I am facing the following problem: I can do conditional column calculations, but, i can't use the functions min, max, mean for every row by condition
import pandas as pd
data = {'Name': ['Tom', 'nick', 'krish', 'jack','bob'],
'level_1': [2, -3, 7, -4,-2],
'level_2': [6, 5, -3, -9,2],
'level_3': [-2, -1, 4, 6,-4],
}
df = pd.DataFrame(data)
print(df)
def f(row):
if (row['level_1'] < 0) & (row['level_2'] < 0):
val = row['level_1'] + row['level_2']
elif (row['level_1'] > 0) & (row['level_2'] > 0):
val = row['level_1'] - row['level_2']
else:
val = row[['level_1','level_2','level_3']].max#(axis=1)
return val
df['level_final'] = df.apply(f, axis=1)
print(40*'#')
print(df)
can any one help me please?
Here is a cleaner way to do this (and faster) using numpy
, than using lambda with an apply method (which is not vectorized over rows)-
import numpy as np
df = df.set_index('Name') #to work with numeric features
#Your 2 conditions
c1 = (df.level_1 < 0) & (df.level_2 < 0)
c2 = (df.level_1 > 0) & (df.level_2 > 0)
#Your 3 values
v1 = df.level_1 + df.level_2 #for c1
v2 = df.level_1 - df.level_2 #for c2
v3 = df.max(1) #if c1 and c2 fail
#apply everything, everywhere all at once
df['val'] = np.select([c1, c2], [v1, v2], default=v3)
df = df.reset_index()
print(df)
Name level_1 level_2 level_3 val
0 Tom 2 6 -2 -4
1 nick -3 5 -1 5
2 krish 7 -3 4 7
3 jack -4 -9 6 -13
4 bob -2 2 -4 2
Read more about numpy.select
here.
"i need max from every row (axis=1) by condition" (from your comment)
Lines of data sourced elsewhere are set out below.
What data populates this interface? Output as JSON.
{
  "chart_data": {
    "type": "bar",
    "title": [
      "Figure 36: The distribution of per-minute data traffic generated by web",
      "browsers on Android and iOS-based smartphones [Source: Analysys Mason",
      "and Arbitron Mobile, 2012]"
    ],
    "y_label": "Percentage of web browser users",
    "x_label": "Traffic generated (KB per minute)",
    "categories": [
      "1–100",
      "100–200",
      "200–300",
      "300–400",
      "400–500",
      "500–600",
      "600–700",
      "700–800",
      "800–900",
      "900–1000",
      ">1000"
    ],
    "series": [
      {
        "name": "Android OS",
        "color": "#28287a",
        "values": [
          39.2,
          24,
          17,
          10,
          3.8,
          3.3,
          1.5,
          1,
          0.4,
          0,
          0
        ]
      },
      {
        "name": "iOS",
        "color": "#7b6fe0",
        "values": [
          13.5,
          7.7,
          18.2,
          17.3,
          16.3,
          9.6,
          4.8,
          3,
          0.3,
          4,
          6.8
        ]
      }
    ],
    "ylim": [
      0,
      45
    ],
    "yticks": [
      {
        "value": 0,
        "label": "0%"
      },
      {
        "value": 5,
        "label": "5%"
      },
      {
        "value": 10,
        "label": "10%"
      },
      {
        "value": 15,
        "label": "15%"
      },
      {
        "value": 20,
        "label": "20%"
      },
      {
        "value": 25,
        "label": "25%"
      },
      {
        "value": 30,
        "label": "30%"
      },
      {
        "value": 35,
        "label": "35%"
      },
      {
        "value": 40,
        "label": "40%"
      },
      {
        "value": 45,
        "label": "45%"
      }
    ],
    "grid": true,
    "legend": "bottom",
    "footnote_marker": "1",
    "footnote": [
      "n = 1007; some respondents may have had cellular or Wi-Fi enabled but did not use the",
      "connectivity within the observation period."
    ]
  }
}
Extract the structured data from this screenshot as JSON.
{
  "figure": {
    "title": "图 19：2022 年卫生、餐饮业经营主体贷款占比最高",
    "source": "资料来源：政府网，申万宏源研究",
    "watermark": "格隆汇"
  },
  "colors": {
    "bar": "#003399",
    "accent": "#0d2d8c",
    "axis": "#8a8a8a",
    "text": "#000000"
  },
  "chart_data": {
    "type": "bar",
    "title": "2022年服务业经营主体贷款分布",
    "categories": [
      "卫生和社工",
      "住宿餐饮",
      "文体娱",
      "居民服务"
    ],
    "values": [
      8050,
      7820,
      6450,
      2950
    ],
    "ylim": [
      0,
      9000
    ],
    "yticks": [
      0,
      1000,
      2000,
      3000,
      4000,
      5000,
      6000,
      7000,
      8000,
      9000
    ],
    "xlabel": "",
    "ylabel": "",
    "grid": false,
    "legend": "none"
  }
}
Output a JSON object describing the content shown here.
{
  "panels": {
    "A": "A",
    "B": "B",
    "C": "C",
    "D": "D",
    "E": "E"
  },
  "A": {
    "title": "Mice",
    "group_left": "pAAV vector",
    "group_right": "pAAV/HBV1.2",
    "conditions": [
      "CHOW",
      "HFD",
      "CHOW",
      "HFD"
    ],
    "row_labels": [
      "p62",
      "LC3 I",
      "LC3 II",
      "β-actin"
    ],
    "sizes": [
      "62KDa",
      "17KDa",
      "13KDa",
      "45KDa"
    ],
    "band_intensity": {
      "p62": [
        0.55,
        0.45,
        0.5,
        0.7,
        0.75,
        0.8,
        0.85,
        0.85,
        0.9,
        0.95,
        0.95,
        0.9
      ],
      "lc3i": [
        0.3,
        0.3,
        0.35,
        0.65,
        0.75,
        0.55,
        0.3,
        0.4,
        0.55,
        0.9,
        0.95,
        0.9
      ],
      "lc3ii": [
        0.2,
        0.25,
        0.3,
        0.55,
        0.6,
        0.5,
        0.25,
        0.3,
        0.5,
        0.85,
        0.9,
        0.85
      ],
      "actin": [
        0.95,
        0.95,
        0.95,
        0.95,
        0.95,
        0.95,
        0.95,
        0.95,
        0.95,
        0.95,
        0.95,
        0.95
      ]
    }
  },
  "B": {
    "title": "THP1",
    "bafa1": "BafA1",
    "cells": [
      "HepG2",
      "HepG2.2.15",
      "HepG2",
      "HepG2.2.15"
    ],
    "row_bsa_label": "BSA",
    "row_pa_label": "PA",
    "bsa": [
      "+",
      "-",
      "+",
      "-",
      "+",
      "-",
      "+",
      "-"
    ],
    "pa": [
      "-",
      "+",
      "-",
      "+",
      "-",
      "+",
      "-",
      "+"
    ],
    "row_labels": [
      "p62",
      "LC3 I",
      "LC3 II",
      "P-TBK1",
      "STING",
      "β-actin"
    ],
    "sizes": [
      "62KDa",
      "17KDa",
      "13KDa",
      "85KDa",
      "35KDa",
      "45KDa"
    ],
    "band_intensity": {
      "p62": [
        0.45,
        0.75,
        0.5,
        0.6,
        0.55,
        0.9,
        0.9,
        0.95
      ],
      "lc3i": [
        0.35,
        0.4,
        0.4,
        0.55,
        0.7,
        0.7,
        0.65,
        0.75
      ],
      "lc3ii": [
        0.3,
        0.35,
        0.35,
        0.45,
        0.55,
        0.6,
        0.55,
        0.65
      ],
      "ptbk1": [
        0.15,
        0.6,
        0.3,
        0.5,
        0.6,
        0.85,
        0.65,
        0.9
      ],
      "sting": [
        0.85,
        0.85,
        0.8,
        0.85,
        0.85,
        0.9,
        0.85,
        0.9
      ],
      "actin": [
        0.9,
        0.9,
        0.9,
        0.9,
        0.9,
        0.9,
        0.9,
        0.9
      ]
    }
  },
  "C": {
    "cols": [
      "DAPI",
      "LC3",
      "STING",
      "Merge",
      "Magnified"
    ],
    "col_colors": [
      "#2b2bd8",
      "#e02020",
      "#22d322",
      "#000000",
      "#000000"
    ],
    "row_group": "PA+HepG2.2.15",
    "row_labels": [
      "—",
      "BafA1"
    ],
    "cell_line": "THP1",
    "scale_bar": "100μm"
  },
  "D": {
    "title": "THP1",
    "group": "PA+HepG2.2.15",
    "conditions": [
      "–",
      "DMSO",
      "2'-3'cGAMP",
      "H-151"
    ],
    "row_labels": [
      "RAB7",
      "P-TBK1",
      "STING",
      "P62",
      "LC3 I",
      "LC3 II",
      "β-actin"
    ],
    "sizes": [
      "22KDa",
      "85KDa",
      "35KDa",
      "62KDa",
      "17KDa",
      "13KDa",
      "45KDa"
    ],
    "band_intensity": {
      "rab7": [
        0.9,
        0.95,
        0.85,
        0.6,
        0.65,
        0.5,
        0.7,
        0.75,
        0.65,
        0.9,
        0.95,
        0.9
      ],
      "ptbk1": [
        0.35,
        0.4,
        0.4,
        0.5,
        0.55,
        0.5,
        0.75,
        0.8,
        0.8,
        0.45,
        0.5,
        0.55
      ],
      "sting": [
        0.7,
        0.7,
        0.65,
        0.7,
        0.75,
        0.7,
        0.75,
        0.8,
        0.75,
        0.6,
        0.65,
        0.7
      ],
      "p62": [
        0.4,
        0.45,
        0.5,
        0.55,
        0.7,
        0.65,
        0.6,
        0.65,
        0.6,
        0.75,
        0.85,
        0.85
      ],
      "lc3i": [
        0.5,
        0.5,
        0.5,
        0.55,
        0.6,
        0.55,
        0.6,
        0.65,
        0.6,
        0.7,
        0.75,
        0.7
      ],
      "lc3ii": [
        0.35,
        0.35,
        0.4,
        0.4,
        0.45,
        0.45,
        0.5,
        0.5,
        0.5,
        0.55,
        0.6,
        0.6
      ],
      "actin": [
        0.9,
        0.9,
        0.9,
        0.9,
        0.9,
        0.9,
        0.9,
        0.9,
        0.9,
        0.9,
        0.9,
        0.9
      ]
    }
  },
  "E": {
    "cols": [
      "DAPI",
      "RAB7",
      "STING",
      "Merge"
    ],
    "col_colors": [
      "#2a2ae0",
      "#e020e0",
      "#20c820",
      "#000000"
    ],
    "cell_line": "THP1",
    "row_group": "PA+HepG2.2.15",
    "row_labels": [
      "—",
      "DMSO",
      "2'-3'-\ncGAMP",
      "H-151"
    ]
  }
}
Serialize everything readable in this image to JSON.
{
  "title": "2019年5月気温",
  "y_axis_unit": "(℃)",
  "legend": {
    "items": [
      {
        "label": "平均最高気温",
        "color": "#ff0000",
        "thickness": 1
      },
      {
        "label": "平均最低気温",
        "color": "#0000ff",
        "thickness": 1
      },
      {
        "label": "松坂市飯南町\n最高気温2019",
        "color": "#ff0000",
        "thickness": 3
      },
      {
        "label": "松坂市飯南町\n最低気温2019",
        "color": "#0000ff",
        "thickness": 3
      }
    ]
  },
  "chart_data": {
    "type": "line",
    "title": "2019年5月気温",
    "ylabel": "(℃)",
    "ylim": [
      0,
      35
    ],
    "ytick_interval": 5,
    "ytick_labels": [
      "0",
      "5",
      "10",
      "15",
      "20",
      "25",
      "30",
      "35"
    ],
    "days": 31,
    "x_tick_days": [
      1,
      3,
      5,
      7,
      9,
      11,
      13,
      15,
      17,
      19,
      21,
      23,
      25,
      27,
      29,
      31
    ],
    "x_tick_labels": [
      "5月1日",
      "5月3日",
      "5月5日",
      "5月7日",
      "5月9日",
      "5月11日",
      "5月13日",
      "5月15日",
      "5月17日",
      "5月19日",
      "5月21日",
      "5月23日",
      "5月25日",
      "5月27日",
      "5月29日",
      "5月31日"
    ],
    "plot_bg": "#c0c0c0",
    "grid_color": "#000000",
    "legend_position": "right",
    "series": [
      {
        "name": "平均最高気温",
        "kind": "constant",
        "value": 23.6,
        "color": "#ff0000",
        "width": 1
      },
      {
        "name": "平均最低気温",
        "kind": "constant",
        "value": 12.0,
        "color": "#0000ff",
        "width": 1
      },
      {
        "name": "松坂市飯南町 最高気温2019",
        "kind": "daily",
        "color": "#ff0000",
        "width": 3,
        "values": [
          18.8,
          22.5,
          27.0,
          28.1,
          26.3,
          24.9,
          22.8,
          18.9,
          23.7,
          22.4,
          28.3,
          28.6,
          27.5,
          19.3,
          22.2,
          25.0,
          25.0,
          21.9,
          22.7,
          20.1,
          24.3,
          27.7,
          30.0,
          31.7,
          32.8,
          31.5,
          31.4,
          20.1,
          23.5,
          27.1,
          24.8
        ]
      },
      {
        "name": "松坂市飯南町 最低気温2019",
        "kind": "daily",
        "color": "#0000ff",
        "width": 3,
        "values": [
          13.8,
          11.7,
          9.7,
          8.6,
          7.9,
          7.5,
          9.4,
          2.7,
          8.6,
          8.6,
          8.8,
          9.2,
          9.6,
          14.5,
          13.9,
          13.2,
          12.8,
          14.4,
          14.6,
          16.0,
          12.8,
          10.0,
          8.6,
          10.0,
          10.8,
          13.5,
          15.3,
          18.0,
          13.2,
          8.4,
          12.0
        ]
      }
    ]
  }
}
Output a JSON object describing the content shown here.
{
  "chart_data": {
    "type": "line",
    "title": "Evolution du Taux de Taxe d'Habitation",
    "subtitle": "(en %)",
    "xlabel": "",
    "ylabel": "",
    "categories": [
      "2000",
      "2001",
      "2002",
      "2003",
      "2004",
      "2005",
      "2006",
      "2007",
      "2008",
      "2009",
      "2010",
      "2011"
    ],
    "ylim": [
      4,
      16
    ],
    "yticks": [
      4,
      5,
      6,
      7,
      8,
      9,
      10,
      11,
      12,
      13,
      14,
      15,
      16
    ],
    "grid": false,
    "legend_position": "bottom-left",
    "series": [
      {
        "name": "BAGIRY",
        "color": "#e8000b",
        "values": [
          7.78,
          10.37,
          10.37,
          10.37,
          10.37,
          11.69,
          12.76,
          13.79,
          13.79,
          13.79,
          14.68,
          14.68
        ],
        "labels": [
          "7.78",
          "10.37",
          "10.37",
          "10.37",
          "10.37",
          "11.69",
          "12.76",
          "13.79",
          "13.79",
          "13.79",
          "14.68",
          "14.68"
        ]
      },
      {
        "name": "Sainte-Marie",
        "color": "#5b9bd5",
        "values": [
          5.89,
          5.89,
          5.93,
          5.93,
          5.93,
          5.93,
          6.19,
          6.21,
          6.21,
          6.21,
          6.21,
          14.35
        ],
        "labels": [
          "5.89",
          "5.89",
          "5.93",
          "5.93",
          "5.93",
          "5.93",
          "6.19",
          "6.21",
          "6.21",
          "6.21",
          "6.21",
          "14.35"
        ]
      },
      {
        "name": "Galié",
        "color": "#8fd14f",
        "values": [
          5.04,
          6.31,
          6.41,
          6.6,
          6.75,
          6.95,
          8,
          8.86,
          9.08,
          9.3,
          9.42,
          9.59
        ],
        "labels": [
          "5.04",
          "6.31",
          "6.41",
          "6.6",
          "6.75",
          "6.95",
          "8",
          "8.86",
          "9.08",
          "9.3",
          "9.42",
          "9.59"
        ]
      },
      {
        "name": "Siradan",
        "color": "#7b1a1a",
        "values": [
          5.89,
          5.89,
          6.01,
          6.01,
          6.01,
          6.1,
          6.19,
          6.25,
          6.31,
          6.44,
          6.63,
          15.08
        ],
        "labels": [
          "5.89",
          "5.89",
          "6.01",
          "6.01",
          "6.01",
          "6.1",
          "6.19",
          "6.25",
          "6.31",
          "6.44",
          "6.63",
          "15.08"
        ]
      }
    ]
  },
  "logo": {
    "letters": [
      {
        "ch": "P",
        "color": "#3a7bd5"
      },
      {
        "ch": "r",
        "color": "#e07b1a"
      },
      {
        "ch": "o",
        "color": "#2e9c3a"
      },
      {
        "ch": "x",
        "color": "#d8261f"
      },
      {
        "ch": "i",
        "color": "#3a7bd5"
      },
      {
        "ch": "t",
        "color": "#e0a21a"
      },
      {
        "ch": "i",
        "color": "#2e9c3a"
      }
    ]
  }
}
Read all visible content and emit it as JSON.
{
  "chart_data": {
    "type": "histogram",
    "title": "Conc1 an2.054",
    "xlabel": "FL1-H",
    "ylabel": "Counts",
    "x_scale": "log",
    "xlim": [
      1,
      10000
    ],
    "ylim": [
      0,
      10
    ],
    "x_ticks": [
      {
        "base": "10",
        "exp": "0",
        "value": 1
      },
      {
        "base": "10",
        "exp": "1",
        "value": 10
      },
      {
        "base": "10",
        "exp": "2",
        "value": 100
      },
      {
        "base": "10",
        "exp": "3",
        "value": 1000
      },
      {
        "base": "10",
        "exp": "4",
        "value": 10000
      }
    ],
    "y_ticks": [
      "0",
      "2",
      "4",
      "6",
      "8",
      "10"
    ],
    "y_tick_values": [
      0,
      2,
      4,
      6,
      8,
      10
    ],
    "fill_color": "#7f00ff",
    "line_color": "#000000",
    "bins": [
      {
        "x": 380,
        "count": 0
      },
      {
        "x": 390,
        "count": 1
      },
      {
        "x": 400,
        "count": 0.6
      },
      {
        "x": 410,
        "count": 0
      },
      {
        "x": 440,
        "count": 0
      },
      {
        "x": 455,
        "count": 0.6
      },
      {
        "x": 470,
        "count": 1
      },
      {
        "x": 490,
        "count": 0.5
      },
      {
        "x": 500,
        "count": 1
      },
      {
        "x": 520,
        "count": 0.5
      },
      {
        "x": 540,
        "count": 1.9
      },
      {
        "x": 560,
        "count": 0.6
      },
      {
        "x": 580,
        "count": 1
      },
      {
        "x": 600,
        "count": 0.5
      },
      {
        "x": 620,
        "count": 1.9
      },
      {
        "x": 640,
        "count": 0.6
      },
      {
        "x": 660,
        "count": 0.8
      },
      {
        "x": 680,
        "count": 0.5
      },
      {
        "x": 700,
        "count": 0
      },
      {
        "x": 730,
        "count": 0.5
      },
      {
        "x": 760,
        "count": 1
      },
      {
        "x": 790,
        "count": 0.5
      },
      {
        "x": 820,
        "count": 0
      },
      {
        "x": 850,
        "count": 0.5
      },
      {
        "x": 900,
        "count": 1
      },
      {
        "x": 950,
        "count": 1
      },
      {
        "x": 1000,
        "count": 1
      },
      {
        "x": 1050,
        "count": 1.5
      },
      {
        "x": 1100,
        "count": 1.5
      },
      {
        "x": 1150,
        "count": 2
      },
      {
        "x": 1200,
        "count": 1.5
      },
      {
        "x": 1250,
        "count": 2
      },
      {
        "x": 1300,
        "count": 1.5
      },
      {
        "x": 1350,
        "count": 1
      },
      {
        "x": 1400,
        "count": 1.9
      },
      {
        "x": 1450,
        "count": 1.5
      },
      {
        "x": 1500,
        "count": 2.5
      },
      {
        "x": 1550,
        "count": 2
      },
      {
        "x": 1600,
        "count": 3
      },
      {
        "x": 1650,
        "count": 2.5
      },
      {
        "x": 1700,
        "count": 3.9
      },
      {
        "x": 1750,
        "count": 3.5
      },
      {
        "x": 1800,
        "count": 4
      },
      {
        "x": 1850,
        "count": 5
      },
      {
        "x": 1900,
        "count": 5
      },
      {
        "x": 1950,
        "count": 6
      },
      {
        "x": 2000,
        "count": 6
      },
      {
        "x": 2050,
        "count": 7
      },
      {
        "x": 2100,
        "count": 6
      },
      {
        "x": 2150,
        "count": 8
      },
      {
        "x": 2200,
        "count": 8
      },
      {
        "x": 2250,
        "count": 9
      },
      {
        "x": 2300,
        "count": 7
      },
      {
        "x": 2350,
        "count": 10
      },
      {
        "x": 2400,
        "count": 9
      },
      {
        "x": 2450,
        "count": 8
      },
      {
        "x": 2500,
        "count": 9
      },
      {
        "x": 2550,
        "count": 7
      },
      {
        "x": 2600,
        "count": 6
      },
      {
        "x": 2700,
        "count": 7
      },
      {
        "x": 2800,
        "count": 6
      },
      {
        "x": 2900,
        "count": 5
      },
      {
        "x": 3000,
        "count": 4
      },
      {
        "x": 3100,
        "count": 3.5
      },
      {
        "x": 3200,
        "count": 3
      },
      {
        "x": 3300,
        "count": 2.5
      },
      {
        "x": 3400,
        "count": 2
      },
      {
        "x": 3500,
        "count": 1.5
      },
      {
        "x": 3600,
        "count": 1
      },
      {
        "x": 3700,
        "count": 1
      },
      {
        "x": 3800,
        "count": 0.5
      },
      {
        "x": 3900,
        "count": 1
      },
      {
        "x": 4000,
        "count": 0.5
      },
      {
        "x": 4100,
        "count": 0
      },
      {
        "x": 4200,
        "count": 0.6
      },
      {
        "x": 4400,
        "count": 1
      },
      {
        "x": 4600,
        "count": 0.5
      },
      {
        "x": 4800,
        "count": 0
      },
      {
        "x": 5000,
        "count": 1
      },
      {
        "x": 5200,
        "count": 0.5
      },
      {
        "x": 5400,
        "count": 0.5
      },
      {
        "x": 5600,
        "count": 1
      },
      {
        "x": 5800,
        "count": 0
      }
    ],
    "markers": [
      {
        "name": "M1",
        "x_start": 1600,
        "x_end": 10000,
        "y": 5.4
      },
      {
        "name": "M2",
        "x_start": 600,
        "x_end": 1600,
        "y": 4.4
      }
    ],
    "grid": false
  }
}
The reason your code fails is that you are misunderstanding how the apply
method works. When you are using an apply function over rows, you are pulling each row as a pd.Series
object and then applying your function f
function on that, one row at a time.
When you use the pd.Series.max(axis=1)
on any row series object, it throws the following error as expected -
ValueError: No axis named 1 for object type Series
For a series object, you can't use max.axis(1)
since it has no axis. So instead of using that or simply max
which is the incorrect syntax for a method, just use pd.Series.max()
. Read documentation here
#Your code modified
def f(row):
if (row['level_1'] < 0) & (row['level_2'] < 0):
val = row['level_1'] + row['level_2']
elif (row['level_1'] > 0) & (row['level_2'] > 0):
val = row['level_1'] - row['level_2']
else:
val = row[['level_1','level_2','level_3']].max() #<---
return val
df['level_final'] = df.apply(f, axis=1)
print(df)
Name level_1 level_2 level_3 level_final
0 Tom 2 6 -2 -4
1 nick -3 5 -1 5
2 krish 7 -3 4 7
3 jack -4 -9 6 -13
4 bob -2 2 -4 2